70 Nella sua sentenza SFEI, la Corte ha constatato che tale valutazione presuppone un'analisi economica che tenga conto di tutti i fattori che un'impresa operante in condizioni normali di mercato avrebbe dovuto prendere in considerazione al momento della fissazione della remunerazione dei servizi forniti (punto 61).

71 Nel caso di specie, la Commissione osserva, nella decisione impugnata, che "il fatto che la transazione si svolga tra un'impresa operante su un mercato riservato e la sua filiale operante su un mercato aperto alla concorrenza non è rilevante nella presente fattispecie. La Corte di giustizia non ha mai affermato che per determinare l'esistenza o meno di un aiuto di Stato la Commissione debba applicare un metodo differente allorché una delle parti è titolare di un monopolio".
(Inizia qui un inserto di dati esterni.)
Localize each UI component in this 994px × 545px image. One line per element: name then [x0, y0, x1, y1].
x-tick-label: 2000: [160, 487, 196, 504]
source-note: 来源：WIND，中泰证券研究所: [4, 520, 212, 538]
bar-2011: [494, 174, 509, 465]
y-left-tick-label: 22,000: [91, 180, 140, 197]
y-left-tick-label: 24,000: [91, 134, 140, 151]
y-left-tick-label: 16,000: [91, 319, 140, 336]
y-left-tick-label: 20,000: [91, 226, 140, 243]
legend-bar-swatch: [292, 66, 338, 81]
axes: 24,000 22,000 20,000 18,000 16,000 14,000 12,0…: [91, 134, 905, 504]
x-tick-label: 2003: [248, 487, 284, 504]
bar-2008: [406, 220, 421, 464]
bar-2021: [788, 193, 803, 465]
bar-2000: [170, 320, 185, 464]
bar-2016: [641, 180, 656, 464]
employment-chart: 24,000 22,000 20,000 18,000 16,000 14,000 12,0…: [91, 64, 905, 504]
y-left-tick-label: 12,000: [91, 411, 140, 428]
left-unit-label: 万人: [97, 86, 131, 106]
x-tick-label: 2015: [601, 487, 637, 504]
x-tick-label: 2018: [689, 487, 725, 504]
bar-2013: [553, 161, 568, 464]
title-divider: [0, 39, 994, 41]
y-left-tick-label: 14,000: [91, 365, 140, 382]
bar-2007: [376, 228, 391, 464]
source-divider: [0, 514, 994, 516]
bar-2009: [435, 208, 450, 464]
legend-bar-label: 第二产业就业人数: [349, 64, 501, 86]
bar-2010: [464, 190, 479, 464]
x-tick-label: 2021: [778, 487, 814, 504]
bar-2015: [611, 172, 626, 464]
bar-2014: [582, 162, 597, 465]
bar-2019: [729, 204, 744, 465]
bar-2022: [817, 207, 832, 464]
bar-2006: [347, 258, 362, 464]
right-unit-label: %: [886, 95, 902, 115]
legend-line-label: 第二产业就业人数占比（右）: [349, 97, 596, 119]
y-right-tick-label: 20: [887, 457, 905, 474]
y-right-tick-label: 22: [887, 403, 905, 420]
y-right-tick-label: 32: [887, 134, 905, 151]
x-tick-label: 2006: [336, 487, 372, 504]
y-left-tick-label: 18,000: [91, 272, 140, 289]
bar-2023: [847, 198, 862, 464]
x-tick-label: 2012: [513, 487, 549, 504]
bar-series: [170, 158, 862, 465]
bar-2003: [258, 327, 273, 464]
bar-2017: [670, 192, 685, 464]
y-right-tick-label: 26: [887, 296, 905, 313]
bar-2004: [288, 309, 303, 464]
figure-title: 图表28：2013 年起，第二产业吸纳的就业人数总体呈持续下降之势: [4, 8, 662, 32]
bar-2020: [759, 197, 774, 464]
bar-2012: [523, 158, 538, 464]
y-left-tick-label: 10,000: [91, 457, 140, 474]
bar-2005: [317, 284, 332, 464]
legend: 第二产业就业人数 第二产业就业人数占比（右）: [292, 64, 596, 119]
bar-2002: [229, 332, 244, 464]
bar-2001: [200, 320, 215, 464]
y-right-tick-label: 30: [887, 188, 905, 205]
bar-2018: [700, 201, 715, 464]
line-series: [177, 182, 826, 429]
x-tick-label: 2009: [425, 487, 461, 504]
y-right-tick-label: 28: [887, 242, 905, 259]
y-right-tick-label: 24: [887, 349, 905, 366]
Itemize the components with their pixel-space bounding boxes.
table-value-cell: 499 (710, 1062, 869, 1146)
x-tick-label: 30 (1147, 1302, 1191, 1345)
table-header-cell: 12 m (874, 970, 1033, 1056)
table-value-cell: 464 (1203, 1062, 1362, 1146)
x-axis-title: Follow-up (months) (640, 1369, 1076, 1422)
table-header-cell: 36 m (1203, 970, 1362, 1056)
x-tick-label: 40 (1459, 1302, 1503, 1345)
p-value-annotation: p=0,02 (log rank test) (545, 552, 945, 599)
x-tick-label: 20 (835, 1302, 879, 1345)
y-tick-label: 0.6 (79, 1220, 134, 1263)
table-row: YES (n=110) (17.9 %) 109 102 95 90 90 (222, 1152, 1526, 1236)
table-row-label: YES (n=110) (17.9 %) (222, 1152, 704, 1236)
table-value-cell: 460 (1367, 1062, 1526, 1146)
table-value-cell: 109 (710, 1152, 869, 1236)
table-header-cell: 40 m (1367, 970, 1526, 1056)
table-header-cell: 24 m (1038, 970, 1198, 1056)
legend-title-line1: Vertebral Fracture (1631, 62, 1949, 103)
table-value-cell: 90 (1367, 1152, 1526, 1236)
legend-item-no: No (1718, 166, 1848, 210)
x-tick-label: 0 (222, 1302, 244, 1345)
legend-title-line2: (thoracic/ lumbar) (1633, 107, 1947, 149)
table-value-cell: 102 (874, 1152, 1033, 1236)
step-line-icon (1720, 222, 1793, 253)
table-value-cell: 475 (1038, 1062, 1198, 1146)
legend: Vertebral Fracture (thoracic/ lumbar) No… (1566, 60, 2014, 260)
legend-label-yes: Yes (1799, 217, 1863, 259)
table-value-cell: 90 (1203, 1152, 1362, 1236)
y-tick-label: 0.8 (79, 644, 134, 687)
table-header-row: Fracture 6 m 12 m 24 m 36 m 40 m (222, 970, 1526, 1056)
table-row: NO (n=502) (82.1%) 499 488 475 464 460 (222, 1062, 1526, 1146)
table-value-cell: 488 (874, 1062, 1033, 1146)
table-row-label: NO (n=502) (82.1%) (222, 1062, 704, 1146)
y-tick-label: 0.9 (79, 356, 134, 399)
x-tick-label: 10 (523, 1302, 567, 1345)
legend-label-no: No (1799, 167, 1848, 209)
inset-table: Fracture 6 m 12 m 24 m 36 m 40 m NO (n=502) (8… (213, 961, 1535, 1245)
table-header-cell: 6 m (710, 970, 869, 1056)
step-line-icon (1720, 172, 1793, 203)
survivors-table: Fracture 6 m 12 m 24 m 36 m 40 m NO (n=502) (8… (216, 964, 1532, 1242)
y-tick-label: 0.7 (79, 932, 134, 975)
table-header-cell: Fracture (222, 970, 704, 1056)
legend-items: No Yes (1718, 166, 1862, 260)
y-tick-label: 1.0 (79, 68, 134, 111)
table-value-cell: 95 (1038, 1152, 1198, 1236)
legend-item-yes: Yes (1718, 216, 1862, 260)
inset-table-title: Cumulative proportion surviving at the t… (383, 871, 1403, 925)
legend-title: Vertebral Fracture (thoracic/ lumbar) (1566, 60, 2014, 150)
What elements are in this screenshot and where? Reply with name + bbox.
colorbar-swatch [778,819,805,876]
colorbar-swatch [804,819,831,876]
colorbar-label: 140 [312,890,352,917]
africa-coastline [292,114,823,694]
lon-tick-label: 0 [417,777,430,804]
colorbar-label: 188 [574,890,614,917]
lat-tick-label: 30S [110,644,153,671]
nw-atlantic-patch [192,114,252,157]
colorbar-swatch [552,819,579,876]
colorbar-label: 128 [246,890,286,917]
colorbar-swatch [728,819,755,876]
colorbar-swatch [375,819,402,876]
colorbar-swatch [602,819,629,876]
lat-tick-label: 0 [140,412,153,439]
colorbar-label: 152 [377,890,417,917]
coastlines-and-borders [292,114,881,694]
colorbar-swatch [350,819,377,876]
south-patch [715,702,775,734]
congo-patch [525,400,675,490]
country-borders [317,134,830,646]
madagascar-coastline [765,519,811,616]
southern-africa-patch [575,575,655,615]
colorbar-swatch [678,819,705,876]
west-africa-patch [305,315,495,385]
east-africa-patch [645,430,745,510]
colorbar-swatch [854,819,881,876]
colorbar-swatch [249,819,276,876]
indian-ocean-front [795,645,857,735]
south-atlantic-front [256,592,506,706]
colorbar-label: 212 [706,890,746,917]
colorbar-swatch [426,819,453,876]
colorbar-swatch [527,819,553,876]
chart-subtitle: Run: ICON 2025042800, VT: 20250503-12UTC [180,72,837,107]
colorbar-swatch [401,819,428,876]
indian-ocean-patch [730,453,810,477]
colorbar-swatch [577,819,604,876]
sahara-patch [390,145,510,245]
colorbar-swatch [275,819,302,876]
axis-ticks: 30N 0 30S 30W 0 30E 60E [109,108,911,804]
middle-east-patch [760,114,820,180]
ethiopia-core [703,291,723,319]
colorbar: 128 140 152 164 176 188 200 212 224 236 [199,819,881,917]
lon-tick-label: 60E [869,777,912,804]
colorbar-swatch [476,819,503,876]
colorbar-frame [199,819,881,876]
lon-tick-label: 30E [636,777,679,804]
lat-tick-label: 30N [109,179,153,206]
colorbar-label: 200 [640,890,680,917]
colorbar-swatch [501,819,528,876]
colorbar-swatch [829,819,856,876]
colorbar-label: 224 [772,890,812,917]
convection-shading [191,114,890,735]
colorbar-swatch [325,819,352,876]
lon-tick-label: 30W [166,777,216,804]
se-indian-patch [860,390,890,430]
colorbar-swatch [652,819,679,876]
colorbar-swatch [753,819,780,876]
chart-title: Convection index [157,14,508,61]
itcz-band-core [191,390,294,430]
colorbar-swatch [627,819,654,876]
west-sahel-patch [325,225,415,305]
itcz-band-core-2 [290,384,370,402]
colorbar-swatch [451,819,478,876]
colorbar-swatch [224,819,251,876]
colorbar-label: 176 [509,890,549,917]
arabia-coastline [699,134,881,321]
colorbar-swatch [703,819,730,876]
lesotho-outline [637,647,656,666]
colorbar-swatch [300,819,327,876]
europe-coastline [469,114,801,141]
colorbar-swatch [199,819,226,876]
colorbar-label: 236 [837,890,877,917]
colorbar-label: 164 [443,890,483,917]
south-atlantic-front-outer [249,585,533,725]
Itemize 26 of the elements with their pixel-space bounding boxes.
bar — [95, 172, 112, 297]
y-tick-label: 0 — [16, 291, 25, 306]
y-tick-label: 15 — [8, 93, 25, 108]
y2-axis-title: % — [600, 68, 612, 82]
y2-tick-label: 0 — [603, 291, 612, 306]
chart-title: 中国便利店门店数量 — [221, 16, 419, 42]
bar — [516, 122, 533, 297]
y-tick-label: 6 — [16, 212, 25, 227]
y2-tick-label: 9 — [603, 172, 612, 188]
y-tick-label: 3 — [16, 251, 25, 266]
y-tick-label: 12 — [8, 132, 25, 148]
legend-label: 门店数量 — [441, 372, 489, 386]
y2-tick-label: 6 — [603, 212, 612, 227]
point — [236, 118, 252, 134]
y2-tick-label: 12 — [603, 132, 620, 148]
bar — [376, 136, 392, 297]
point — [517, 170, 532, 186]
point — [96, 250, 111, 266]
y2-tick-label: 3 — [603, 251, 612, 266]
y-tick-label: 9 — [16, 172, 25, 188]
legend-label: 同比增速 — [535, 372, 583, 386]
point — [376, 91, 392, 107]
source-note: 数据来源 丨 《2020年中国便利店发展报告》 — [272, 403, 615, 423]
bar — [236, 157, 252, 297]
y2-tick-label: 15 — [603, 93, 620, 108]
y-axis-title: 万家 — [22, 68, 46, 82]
72 Di conseguenza, la Commissione ha considerato che i prezzi interni ai quali i prodotti e i servizi sono scambiati tra società appartenenti allo stesso gruppo "non comportano alcun vantaggio finanziario se si tratta di prezzi calcolati in base ai costi integrali (ossia i costi totali più la remunerazione dei capitali propri)".

73 Da tali affermazioni risulta che la Commissione non si è fondata su un'analisi economica come quella richiesta dalla sentenza SFEI per dimostrare che la transazione in esame è paragonabile ad una transazione tra imprese operanti in condizioni normali di mercato. Al contrario, nella decisione impugnata, la Commissione si limita a verificare quali sono stati i costi sostenuti da La Poste per la fornitura e l'assistenza logistica e commerciale e in che misura tali costi sono stati rimborsati dalla SFMI-Chronopost.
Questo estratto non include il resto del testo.